Like most people across the world, I was saddened to hear the not entirely unexpected news of Nelson Mandela’s passing. I don’t feel qualified to write a eulogy for him; all I can do is recount how he shaped my life.
I was too young to really appreciate his legacy at the time. In the 80s, I remember “End Apartheid” apparel and stickers and songs. In fact, I think I had my own shirt, but I didn’t truly appreciate what it meant and what Mandela’s role was in all of it until I got a little older.
When I learned what Apartheid was, besides a catchy slogan, I was shocked. It was difficult to wrap my mind around the fact that, in my short lifespan, racial segregation not only existed, but was state sanctioned.

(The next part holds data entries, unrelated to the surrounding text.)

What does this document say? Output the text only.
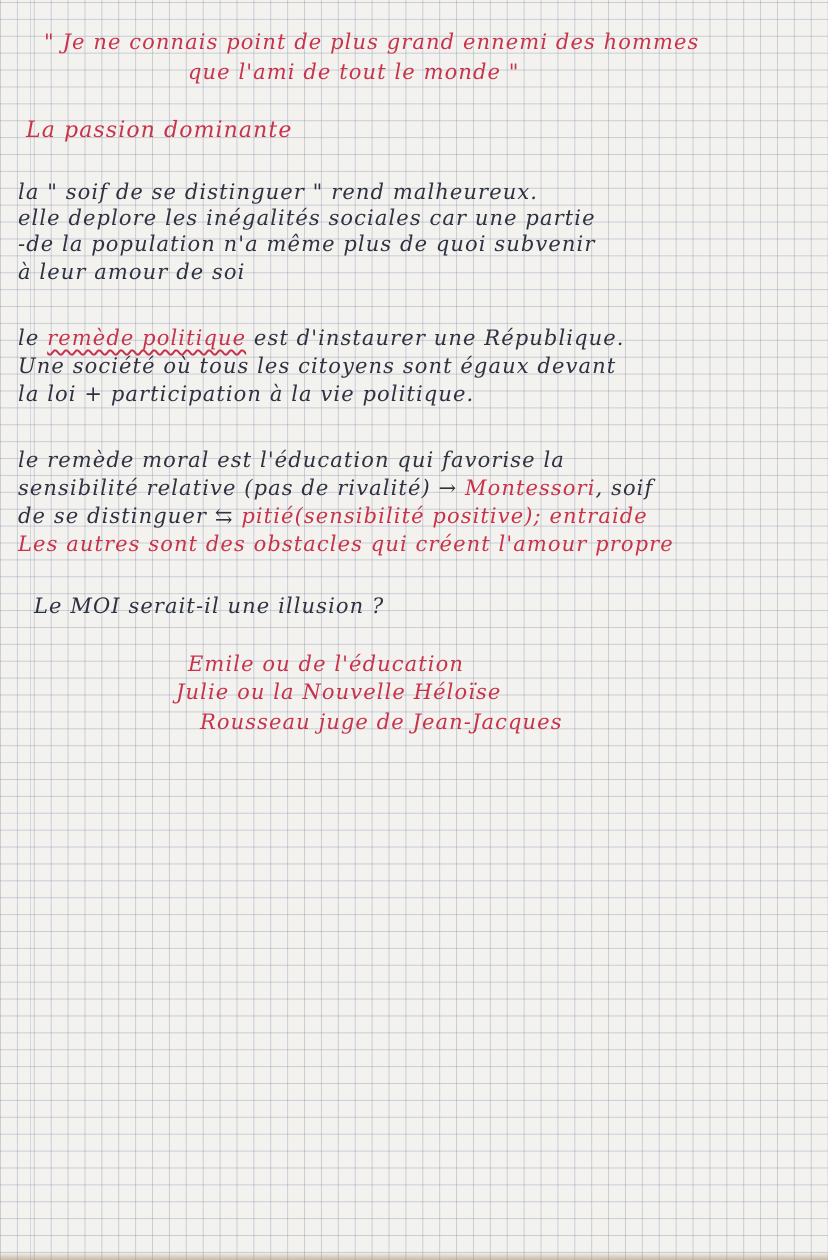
" Je ne connais point de plus grand ennemi des hommes
que l'ami de tout le monde "
La passion dominante
la " soif de se distinguer " rend malheureux.
elle deplore les inégalités sociales car une partie
-de la population n'a même plus de quoi subvenir
à leur amour de soi
le remède politique est d'instaurer une République.
Une société où tous les citoyens sont égaux devant
la loi + participation à la vie politique.
le remède moral est l'éducation qui favorise la
sensibilité relative (pas de rivalité) → Montessori, soif
de se distinguer ⇆ pitié(sensibilité positive); entraide
Les autres sont des obstacles qui créent l'amour propre
Le MOI serait-il une illusion ?
Emile ou de l'éducation
Julie ou la Nouvelle Héloïse
Rousseau juge de Jean-Jacques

I grew up in Detroit, a racially mixed city. Some could argue that most black people lived in the inner city and most white people lived in the outer city, therefore, it was racially segregated, if not officially. I didn’t see it that way. I was a blonde white girl in the mostly black inner city. My neighbors were black. My friends at school were black. I never really thought of race as a thing. It didn’t matter to me or my friends.
Apartheid made me uncomfortable. It was the first of many times that I felt ashamed of my race. Throughout history, white people have done some awful things. Apartheid was just one of them, and at the time, it was still happening. White is the skin color I was born with, whether I wanted it or not, and I didn’t want those actions to reflect on me. It was the first time of many that I felt apologetic for being white.

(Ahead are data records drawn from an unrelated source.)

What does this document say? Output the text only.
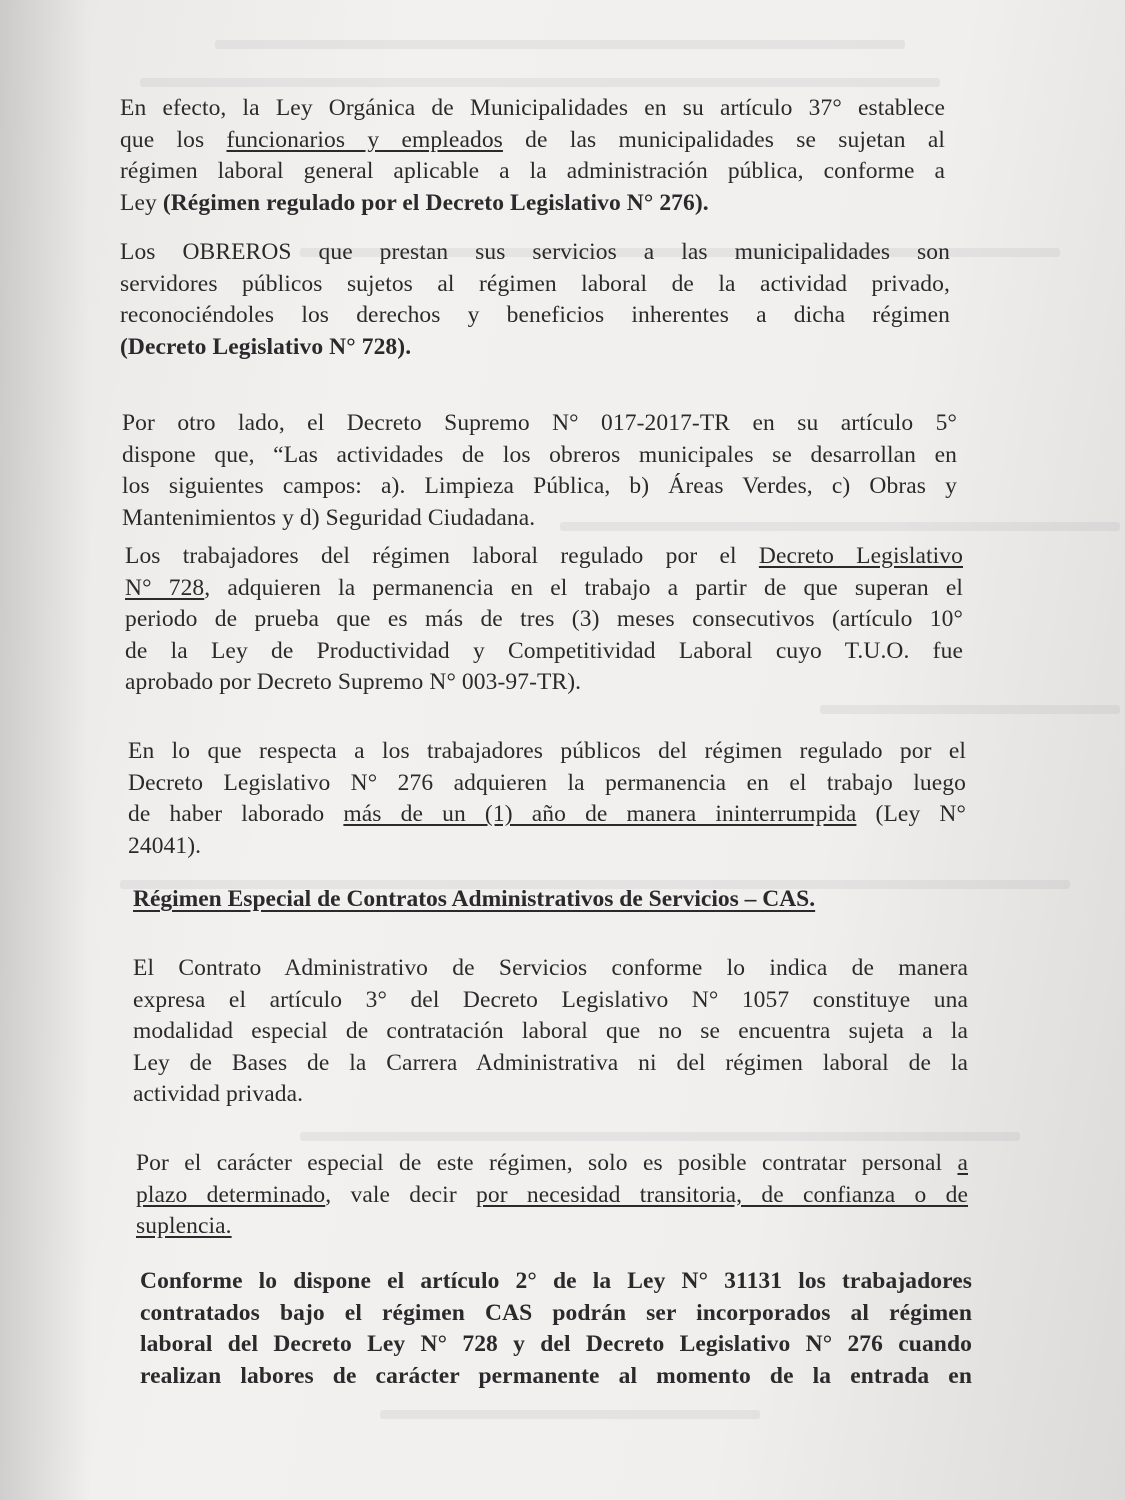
En efecto, la Ley Orgánica de Municipalidades en su artículo 37° establece
que los funcionarios y empleados de las municipalidades se sujetan al
régimen laboral general aplicable a la administración pública, conforme a
Ley (Régimen regulado por el Decreto Legislativo N° 276).
Los OBREROS que prestan sus servicios a las municipalidades son
servidores públicos sujetos al régimen laboral de la actividad privado,
reconociéndoles los derechos y beneficios inherentes a dicha régimen
(Decreto Legislativo N° 728).
Por otro lado, el Decreto Supremo N° 017-2017-TR en su artículo 5°
dispone que, “Las actividades de los obreros municipales se desarrollan en
los siguientes campos: a). Limpieza Pública, b) Áreas Verdes, c) Obras y
Mantenimientos y d) Seguridad Ciudadana.
Los trabajadores del régimen laboral regulado por el Decreto Legislativo
N° 728, adquieren la permanencia en el trabajo a partir de que superan el
periodo de prueba que es más de tres (3) meses consecutivos (artículo 10°
de la Ley de Productividad y Competitividad Laboral cuyo T.U.O. fue
aprobado por Decreto Supremo N° 003-97-TR).
En lo que respecta a los trabajadores públicos del régimen regulado por el
Decreto Legislativo N° 276 adquieren la permanencia en el trabajo luego
de haber laborado más de un (1) año de manera ininterrumpida (Ley N°
24041).
Régimen Especial de Contratos Administrativos de Servicios – CAS.
El Contrato Administrativo de Servicios conforme lo indica de manera
expresa el artículo 3° del Decreto Legislativo N° 1057 constituye una
modalidad especial de contratación laboral que no se encuentra sujeta a la
Ley de Bases de la Carrera Administrativa ni del régimen laboral de la
actividad privada.
Por el carácter especial de este régimen, solo es posible contratar personal a
plazo determinado, vale decir por necesidad transitoria, de confianza o de
suplencia.
Conforme lo dispone el artículo 2° de la Ley N° 31131 los trabajadores
contratados bajo el régimen CAS podrán ser incorporados al régimen
laboral del Decreto Ley N° 728 y del Decreto Legislativo N° 276 cuando
realizan labores de carácter permanente al momento de la entrada en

Racism is learned. We are not born with it. Have you ever seen a white toddler recoil from a black one because of the color of their skin? No, you haven’t because children don’t see color; they just see other children. Racism is taught or learned or experienced and that only makes it that much sadder and more disgusting.
Nelson Mandela spent twenty-seven years in prison for daring to disagree with state sanctioned racism. South African people were not allowed to utter his name lest they end up where he was. If most of us were imprisoned for our beliefs for twenty-seven years, we might come out of prison angry or bitter, but not Mandela. He stepped out into freedom with forgiveness.
Mandela effectively ended Apartheid. He became the first black South African President. He was beloved worldwide by non-assholes everywhere. He was calm and charming and treated everyone, even strangers, as old friends. He had a candid smile and wise, friendly eyes.
His legacy, which is fearsome to behold, is one thing, but I am also saddened by the loss of a genuinely good man. They seem to be so rare these days. It would be nice if we didn’t need men like Mandela anymore, because everyone was considered equal in the eyes of humanity and the law, but the struggles are far from over. Men like Mandela are needed as much as ever.
To quote President Barack Obama on Mandela; “We will not likely see the likes of Nelson Mandela again, so it falls to us as best we can to forward the example that he set; to make decisions guided not by hate, but by love; to never discount the difference that one person can make; to strive for a future that is worthy of his sacrifice.”
Never discount the difference that one person can make.
I am saddened to lose one of my last remaining personal heroes. Thank you, Mr. Mandela. Your actions, courage, kindness and legacy will long outlive you.